原来白衣女子见他骂骂咧咧,弃了旱魃,抓了块黑泥掷在他嘴里,顺手在他脸上擦了擦手。
谢琪看了不忍,心想没来由帮人出头,跳出战团回到朱倩身边。
朱倩却道:“大哥,你不管这位姐姐了吗?只怕她要吃亏。”
谢琪说道:“她会惹事不会自己平事吗?再说恃强凌弱的事情不是我辈所为。”
白衣女子冷笑道:“好稀罕么?”
神荼叫道:“谢大侠,你我之间的恩怨另算,今日非要教训这女贼不可。

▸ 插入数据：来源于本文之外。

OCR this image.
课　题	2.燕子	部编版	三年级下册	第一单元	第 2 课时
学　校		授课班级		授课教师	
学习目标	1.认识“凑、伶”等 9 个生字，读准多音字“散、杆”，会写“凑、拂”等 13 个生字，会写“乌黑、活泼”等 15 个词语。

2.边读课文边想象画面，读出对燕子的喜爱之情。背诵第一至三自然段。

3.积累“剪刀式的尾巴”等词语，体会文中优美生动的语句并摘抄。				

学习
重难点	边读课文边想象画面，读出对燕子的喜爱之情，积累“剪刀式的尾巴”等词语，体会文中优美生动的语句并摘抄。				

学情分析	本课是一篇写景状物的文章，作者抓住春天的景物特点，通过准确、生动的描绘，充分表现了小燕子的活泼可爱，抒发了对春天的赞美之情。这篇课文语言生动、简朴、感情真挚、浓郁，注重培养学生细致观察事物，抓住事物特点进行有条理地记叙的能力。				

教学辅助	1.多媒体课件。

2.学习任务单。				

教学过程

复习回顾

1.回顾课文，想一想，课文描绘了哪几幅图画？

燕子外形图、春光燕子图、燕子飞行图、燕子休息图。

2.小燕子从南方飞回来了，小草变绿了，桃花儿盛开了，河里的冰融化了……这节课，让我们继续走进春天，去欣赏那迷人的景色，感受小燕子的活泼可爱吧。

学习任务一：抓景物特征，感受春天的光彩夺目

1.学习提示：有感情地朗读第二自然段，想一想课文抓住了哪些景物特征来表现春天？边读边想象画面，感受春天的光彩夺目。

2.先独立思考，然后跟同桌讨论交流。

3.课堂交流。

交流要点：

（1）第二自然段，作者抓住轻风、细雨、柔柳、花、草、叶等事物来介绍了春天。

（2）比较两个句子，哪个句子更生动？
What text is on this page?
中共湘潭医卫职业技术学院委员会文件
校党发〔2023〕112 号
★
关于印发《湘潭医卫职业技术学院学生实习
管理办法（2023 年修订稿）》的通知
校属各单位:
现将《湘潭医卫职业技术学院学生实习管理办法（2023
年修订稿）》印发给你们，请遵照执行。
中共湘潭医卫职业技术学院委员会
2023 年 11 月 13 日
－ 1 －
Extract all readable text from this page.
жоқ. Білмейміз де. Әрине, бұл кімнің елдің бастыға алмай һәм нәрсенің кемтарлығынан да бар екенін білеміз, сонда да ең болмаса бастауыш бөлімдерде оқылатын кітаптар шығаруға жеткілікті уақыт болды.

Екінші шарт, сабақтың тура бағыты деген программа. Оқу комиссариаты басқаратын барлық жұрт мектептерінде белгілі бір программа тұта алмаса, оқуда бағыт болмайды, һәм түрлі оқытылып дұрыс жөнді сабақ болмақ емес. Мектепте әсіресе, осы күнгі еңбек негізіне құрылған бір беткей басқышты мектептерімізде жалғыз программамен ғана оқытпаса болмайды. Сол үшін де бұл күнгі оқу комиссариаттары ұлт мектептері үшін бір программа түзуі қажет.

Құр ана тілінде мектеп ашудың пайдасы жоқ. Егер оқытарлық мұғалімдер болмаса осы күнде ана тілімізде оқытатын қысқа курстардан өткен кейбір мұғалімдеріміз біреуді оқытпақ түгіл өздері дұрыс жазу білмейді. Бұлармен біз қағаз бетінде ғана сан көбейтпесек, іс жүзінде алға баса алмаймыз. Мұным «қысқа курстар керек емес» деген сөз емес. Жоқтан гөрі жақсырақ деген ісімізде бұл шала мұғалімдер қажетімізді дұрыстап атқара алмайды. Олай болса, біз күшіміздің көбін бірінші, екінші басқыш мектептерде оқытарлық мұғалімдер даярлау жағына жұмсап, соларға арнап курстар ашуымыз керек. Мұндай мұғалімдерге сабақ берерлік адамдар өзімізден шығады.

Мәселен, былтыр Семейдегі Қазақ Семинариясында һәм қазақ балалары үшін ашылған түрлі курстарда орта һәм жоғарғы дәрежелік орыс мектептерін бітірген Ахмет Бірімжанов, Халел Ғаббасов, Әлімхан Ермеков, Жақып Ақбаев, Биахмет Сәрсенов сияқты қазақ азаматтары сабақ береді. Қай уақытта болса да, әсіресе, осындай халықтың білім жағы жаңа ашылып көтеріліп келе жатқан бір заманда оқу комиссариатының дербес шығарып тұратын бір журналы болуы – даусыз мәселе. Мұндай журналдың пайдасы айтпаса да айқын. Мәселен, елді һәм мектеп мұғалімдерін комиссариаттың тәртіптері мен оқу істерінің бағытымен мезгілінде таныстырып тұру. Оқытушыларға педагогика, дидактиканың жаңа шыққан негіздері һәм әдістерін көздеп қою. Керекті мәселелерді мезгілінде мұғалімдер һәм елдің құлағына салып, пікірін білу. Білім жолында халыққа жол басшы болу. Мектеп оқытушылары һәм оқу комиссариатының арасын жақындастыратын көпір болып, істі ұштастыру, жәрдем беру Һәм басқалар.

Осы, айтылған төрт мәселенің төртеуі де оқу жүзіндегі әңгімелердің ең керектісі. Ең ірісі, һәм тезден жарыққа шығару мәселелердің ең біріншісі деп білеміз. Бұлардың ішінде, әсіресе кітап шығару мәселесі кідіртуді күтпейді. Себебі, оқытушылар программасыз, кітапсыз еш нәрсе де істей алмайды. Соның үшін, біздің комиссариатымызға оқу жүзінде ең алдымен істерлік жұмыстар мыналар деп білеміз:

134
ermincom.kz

”
他见谢琪点头,人朝白衣女子掠了过去。
白衣女子知他厉害,往五侠群里冲了过去。
拜火教诸人却不管关东五侠死活,诸般兵刃风声大作,五侠心惊胆战,只盼白衣女子离自己远远的。
谢琪自顾自斟了一杯酒,仰脖子喝干,看诸人打斗。笑道:“东坡居士汉书下酒,今日我以比拼佐酒。”
关东五侠人人带伤,五个倒了俩,叫苦不迭。
白衣女子情知再难用他们作护身符,两个起落躲到谢琪身后。
她埋怨道:“大哥,你也太小气了,当真见死不救吗?”
谢琪就当没有听见,仍旧自斟自饮。